When people talk about female fertility and reproductive health, it’s often in the context of reproductive ‘ill-health’ and how to improve it. For many, the advice they’re given comes in the form of making some lifestyle changes, such as improving diet and activity levels and reducing stress. But how do these lifestyle changes actually impact reproductive function and whether or not you regularly ovulate? How is it that improving nutritional health and reducing stress impact what’s happening in your ovaries?
While your ovaries are indeed important when it comes to reproductive function and are the home of both hormone production (i.e. oestrogens and progesterone) and egg development, they are nevertheless at the tail end of the reproductive ‘chain of command’. Reproductive function is in fact governed by the brain. The brain coordinates the release of hormone pulses, and the rhythm of these hormone pulses ultimately directs ovarian function. Therefore, improving reproductive health often means improving the brain’s coordinated release of these hormone pulses, and to do that, we need to understand what impacts their release.
Even though reproductive function is critical for species survival, under certain environmental, physiological or psychological conditions, suppressing reproduction becomes an adaptive survival response. For example, when there isn’t sufficient energy available to support the high demands of pregnancy, lactation and child-rearing, reproductive function will be suppressed to conserve energy for vital functions.
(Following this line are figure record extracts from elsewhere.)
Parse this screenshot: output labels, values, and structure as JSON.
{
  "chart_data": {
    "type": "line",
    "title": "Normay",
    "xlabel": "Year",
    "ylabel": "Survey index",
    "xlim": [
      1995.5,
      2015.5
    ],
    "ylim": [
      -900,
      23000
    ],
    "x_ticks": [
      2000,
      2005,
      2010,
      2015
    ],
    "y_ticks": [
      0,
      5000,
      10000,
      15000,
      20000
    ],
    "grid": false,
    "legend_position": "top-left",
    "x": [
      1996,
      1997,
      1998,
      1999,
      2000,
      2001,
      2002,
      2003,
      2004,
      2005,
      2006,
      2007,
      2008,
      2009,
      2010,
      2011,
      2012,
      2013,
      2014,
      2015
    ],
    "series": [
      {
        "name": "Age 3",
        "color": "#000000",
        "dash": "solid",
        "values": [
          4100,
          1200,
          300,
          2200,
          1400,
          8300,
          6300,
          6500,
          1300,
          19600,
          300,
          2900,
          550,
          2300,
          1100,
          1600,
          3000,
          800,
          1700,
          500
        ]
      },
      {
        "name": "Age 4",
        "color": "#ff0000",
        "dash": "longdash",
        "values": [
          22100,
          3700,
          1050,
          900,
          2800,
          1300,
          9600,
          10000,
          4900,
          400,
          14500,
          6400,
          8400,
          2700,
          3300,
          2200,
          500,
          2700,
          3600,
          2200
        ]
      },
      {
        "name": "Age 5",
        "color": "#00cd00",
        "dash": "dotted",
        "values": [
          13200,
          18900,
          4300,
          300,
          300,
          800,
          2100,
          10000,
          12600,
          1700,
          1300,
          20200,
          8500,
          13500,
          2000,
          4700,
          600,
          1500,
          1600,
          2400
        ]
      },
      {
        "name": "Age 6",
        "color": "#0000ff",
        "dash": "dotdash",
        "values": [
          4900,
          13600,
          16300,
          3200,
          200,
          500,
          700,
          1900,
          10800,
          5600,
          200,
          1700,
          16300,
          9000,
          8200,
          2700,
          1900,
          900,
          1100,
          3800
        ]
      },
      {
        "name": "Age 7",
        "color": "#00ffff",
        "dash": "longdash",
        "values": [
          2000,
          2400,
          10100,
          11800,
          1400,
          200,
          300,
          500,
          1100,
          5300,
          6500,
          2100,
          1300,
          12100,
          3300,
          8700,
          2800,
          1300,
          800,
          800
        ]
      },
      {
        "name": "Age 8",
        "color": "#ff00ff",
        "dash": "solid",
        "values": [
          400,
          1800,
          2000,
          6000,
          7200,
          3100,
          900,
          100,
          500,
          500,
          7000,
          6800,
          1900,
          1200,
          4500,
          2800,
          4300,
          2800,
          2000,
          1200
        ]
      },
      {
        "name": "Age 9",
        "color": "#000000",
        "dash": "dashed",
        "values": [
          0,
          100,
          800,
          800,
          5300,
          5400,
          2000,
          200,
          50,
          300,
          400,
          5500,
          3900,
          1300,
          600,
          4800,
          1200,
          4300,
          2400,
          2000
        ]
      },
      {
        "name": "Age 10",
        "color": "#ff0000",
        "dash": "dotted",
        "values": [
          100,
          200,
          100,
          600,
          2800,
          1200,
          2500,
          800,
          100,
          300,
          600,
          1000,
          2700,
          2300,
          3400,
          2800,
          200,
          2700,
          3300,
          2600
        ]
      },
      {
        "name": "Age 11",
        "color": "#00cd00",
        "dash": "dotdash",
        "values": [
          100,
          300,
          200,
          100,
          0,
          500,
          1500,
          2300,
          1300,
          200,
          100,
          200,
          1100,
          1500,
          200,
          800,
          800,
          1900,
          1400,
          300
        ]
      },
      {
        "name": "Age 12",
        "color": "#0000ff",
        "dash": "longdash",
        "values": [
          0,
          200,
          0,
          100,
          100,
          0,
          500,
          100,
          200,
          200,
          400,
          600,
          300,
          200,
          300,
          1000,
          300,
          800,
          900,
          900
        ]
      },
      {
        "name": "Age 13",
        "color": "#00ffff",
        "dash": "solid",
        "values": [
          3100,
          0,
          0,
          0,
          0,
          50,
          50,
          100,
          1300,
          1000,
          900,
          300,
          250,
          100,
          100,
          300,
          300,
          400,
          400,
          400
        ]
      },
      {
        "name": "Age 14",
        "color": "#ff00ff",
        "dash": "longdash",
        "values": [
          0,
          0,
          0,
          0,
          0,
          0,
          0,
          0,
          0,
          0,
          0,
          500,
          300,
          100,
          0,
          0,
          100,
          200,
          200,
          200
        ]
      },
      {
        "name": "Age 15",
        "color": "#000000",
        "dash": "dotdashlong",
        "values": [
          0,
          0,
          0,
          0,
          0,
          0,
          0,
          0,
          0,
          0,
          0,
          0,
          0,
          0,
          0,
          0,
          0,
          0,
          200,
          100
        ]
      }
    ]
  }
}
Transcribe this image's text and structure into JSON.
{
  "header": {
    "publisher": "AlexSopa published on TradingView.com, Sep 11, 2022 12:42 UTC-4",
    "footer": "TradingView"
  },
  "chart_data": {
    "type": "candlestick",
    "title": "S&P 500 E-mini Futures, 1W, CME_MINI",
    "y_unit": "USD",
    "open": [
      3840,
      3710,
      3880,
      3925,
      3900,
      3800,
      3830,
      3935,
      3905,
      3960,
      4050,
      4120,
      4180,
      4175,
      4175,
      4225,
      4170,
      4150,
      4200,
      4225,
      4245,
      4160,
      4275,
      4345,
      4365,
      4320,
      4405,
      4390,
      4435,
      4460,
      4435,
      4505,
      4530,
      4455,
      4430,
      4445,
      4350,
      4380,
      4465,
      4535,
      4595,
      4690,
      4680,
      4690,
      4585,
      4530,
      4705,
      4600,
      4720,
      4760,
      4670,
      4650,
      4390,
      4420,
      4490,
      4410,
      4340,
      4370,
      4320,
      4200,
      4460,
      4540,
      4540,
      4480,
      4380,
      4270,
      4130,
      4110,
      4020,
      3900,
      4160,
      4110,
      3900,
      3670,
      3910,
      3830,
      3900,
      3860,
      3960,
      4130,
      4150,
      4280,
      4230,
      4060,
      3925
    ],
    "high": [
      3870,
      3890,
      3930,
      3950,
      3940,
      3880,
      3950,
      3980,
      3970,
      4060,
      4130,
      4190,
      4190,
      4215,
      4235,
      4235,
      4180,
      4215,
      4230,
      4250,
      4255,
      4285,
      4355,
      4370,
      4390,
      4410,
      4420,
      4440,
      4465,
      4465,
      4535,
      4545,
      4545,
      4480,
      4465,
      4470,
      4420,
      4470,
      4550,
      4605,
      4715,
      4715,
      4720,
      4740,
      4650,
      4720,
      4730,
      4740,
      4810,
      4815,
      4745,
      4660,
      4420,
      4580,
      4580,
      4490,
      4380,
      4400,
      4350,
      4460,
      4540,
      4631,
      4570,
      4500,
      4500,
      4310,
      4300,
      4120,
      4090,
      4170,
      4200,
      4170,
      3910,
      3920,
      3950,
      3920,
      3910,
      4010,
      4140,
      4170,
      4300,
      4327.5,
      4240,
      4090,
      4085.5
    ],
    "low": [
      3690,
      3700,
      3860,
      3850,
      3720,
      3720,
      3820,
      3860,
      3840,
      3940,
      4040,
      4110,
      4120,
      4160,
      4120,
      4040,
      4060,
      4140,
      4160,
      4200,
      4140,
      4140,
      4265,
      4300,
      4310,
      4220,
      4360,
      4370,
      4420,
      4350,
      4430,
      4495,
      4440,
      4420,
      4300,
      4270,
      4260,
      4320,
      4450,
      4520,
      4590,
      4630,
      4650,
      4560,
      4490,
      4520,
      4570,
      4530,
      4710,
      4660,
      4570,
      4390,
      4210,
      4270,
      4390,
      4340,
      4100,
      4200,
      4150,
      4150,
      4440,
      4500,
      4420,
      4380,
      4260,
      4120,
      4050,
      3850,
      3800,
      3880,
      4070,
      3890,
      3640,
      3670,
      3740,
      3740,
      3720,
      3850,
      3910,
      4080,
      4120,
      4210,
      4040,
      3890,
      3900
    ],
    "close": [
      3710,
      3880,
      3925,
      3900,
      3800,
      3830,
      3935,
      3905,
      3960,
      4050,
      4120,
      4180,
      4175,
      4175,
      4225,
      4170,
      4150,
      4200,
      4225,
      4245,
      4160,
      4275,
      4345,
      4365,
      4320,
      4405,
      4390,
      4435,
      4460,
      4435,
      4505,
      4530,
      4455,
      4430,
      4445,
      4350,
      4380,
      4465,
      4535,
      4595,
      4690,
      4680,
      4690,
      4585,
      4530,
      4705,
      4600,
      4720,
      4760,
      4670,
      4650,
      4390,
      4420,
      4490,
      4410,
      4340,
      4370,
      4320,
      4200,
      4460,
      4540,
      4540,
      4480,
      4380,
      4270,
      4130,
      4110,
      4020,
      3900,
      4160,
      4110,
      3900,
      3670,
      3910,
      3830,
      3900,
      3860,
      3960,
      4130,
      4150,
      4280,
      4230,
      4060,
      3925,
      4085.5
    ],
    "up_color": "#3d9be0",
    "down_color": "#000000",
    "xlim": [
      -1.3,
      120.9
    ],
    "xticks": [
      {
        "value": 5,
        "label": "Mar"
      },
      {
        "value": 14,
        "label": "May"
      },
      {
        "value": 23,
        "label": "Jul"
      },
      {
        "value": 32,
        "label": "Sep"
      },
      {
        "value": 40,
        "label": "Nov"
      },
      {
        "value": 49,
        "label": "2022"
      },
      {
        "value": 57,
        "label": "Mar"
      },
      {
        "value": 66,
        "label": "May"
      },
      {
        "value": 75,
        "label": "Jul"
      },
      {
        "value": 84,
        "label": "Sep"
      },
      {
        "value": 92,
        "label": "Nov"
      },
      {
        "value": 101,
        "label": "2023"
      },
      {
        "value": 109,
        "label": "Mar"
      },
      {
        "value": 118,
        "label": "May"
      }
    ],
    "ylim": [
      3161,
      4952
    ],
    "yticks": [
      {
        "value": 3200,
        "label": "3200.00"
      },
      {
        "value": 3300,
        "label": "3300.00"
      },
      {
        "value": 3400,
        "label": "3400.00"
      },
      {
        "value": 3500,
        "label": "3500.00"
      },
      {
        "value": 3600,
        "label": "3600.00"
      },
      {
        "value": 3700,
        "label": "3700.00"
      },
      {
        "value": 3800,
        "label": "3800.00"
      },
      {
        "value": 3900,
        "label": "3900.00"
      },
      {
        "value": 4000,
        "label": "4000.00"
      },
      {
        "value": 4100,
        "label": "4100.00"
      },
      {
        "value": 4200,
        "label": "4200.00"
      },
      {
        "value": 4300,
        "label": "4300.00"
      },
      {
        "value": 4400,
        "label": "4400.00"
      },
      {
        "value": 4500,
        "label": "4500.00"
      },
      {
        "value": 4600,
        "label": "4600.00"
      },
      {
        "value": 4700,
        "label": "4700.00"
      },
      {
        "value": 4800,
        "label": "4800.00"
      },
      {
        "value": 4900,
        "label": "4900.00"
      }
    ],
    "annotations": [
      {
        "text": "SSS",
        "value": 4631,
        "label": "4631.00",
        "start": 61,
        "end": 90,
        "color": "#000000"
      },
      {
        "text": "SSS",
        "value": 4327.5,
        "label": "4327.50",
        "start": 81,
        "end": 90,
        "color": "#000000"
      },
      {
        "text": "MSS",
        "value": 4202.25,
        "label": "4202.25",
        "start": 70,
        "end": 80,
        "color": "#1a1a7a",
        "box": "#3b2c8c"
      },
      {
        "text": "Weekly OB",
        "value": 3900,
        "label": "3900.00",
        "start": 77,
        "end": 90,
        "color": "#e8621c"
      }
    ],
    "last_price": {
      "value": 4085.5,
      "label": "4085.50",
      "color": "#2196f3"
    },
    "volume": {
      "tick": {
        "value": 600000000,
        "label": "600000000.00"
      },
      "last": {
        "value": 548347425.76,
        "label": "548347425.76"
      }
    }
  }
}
Similarly, reproductive function will be suppressed during times of high perceived stress or psychological trauma, or when immune stress is high, which also indicates it’s an inopportune time to reproduce. This means that signals related to nutritional status, environmental conditions, physical and emotional wellbeing, etc. need to be communicated to the reproductive ‘control centre’ in the brain to ensure reproduction only occurs when conditions are favourable.
Evolutionarily, this meant reproductive function was suppressed during times of famine, or war, or illness—it was a perfectly adaptive response to the unfavourable conditions. Today, the infertility associated with this type of reproductive suppression often appears to be maladaptive. Our modern perceived stresses are often psychosocial stresses, like work and relationship stress, or even the stress of infertility itself. And our modern metabolic stress is often not starvation, but rather obesity. While it doesn’t appear helpful for these modern day ‘stressors’ to suppress our fertility, their physiological signatures in the brain are no different from the more threatening stressors that we would want to cause reproductive suppression. Therefore, optimising wellbeing, minimising stress and balancing metabolism is often the first line of treatment for individuals presenting with menstrual dysfunction or infertility.
Polycystic ovary syndrome (PCOS), despite what the name suggests, also involves the reproductive control centres of the brain. Research suggests that the normal communication of signals to the brain’s reproductive control centres are impaired in PCOS. In women with PCOS, impaired fertility is usually not a result of adaptive fertility suppression, but due to other underlying causes and unknown aetiologies. Trying to understand these origins and mechanisms of PCOS remains an active area of research.